Specifying a Field’s Formatting

For simplicity sake, we’ll create an entity called Player that represents an athlete who plays football professionally. It will have the typical fields, plus one called RankingDelta, which is an Integer. It should look something like this:

One that is done, select the RankingDelta field, and examine the Properties window. You will see a new section there called Formatting. Under there, you will see a property called Format Pattern. By default it is empty:

Now, to make it do what we want, let’s enter the following value +#;-#;”No Change” into the Format Pattern property field like so:

The format pattern above actually consists of three patterns separated by semicolons, “;”. Breaking it apart, here’s what it means:

If the value is positive, use the first formatting section, +#, to format the value

If the value is negative, use the second formatting section, -#, to format the value

And if the value is zero, use the third formatting section, “No change”, to format the value

Okay, so let’s see this in action. Add a screen, specifying the Editable Grid screen template, and choose the Players entity for the screen’s data. Press F5, and enter some data in the first row of the grid. I’ve used Tim Tebow for my example below (yes, there is a choice list for the Position field):

With the focus in the “Ranking Delta” column, enter a value of 4 and tab off; you will see “+4” displayed.

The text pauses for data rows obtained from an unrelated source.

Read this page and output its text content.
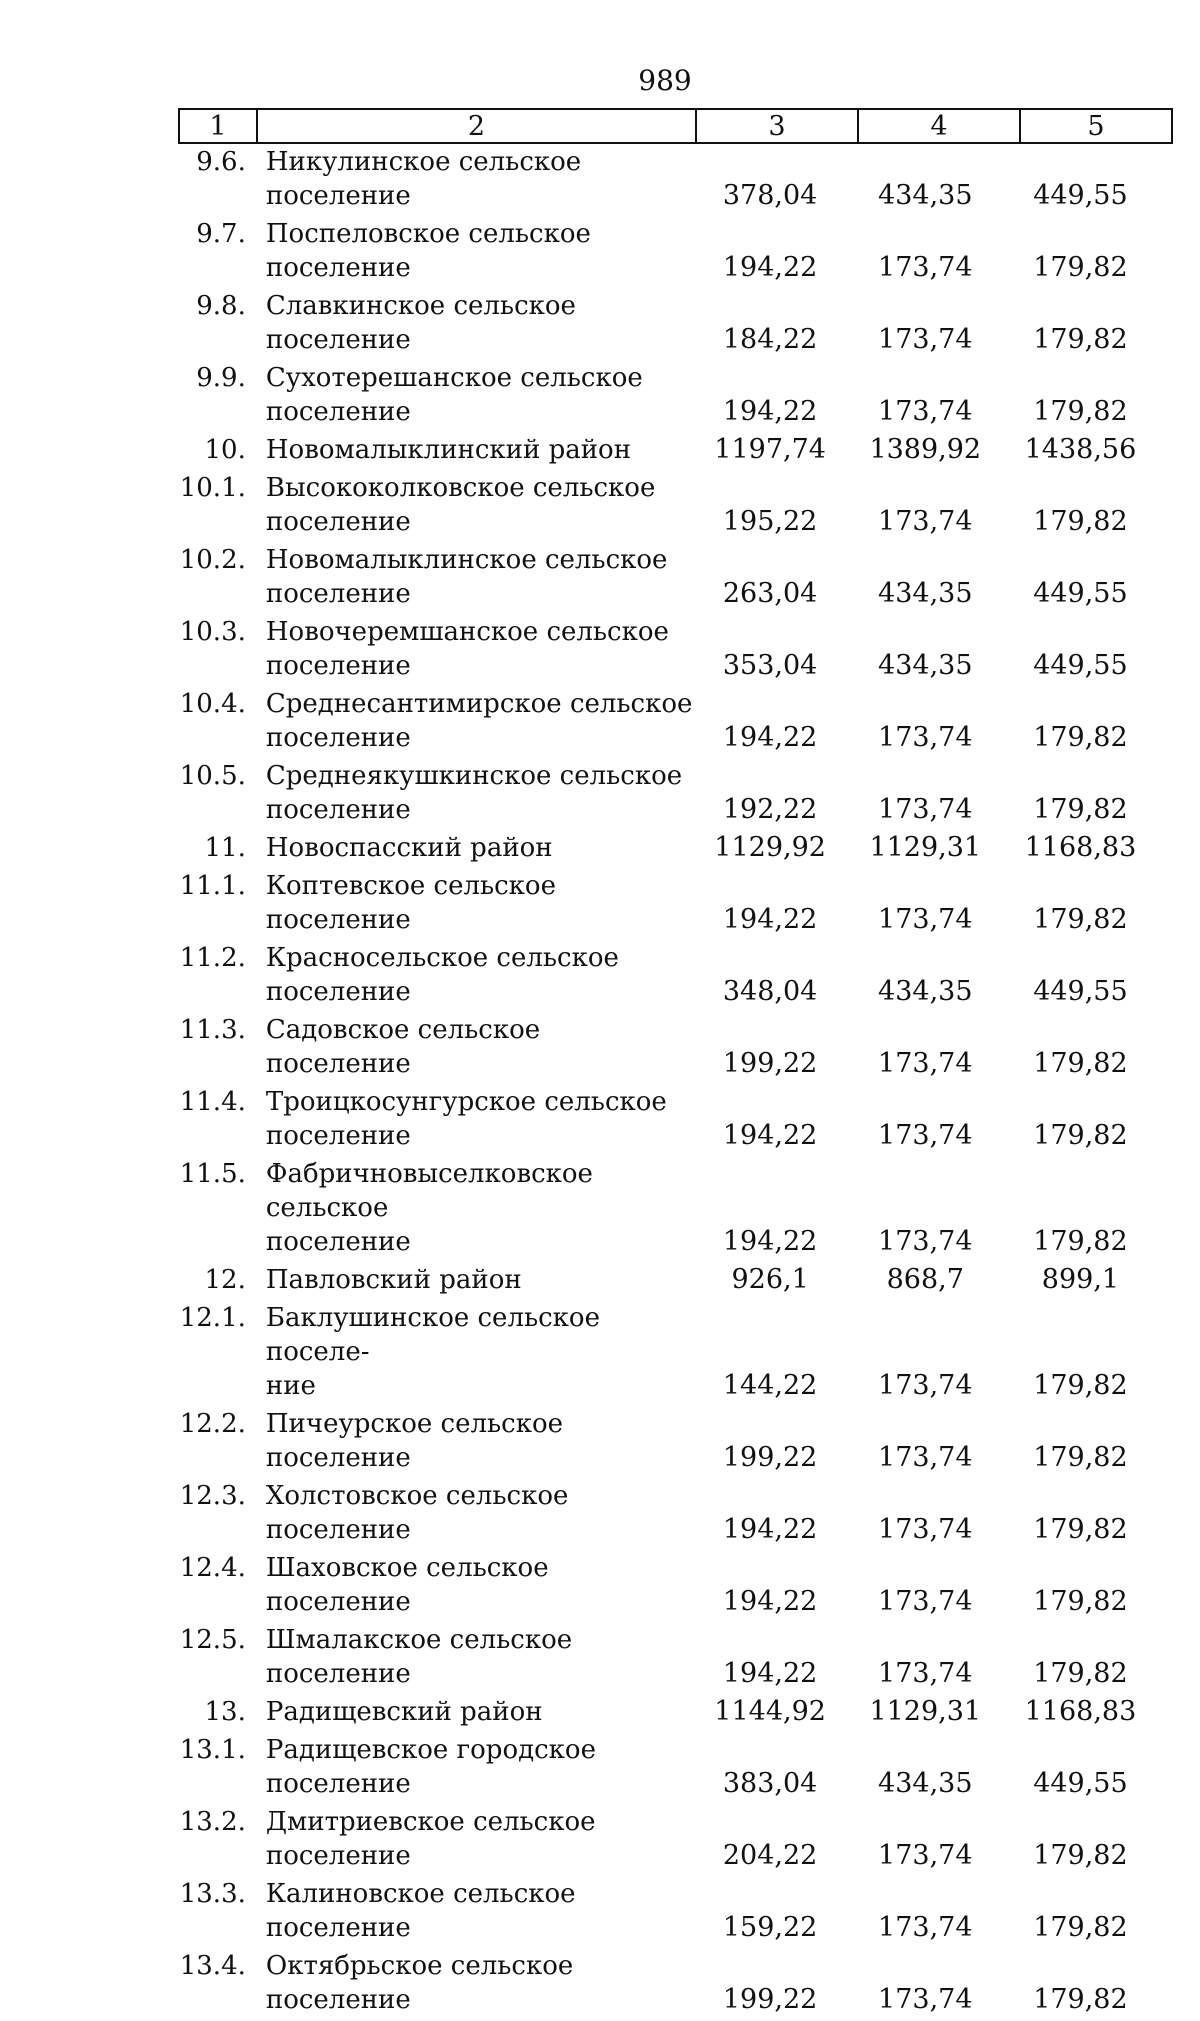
989
1	2	3	4	5
9.6. Никулинское сельское поселение	378,04	434,35	449,55
9.7. Поспеловское сельское
поселение	194,22	173,74	179,82
9.8. Славкинское сельское поселение	184,22	173,74	179,82
9.9. Сухотерешанское сельское
поселение	194,22	173,74	179,82
10. Новомалыклинский район	1197,74	1389,92	1438,56
10.1. Высококолковское сельское
поселение	195,22	173,74	179,82
10.2. Новомалыклинское сельское
поселение	263,04	434,35	449,55
10.3. Новочеремшанское сельское
поселение	353,04	434,35	449,55
10.4. Среднесантимирское сельское
поселение	194,22	173,74	179,82
10.5. Среднеякушкинское сельское
поселение	192,22	173,74	179,82
11. Новоспасский район	1129,92	1129,31	1168,83
11.1. Коптевское сельское поселение	194,22	173,74	179,82
11.2. Красносельское сельское
поселение	348,04	434,35	449,55
11.3. Садовское сельское поселение	199,22	173,74	179,82
11.4. Троицкосунгурское сельское
поселение	194,22	173,74	179,82
11.5. Фабричновыселковское сельское
поселение	194,22	173,74	179,82
12. Павловский район	926,1	868,7	899,1
12.1. Баклушинское сельское поселе-
ние	144,22	173,74	179,82
12.2. Пичеурское сельское поселение	199,22	173,74	179,82
12.3. Холстовское сельское поселение	194,22	173,74	179,82
12.4. Шаховское сельское поселение	194,22	173,74	179,82
12.5. Шмалакское сельское поселение	194,22	173,74	179,82
13. Радищевский район	1144,92	1129,31	1168,83
13.1. Радищевское городское
поселение	383,04	434,35	449,55
13.2. Дмитриевское сельское
поселение	204,22	173,74	179,82
13.3. Калиновское сельское поселение	159,22	173,74	179,82
13.4. Октябрьское сельское поселение	199,22	173,74	179,82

Place the focus back on this field and enter a value of -8 and tab off; you will see “-8” displayed:

And finally, returning the focus to this field, enter a 0 and tab off; you will see “No change” displayed:

So, what exactly is happening? Well, if the value is positive, the first formatting section, “+#”, says to begin formatting by outputting the plus sign “+”, followed by a number of digits depending on the value itself. If the value itself is a 4, then this will format that value as “+4”. Likewise, if the value is 22, then it will display “+22”. The pound sign, “#”, tells the formatting engine to place a digit value there. The same concept applies to the second section that handles negative values. The third section has no formatting characters; it says, output the text “No change” whenever the value is zero.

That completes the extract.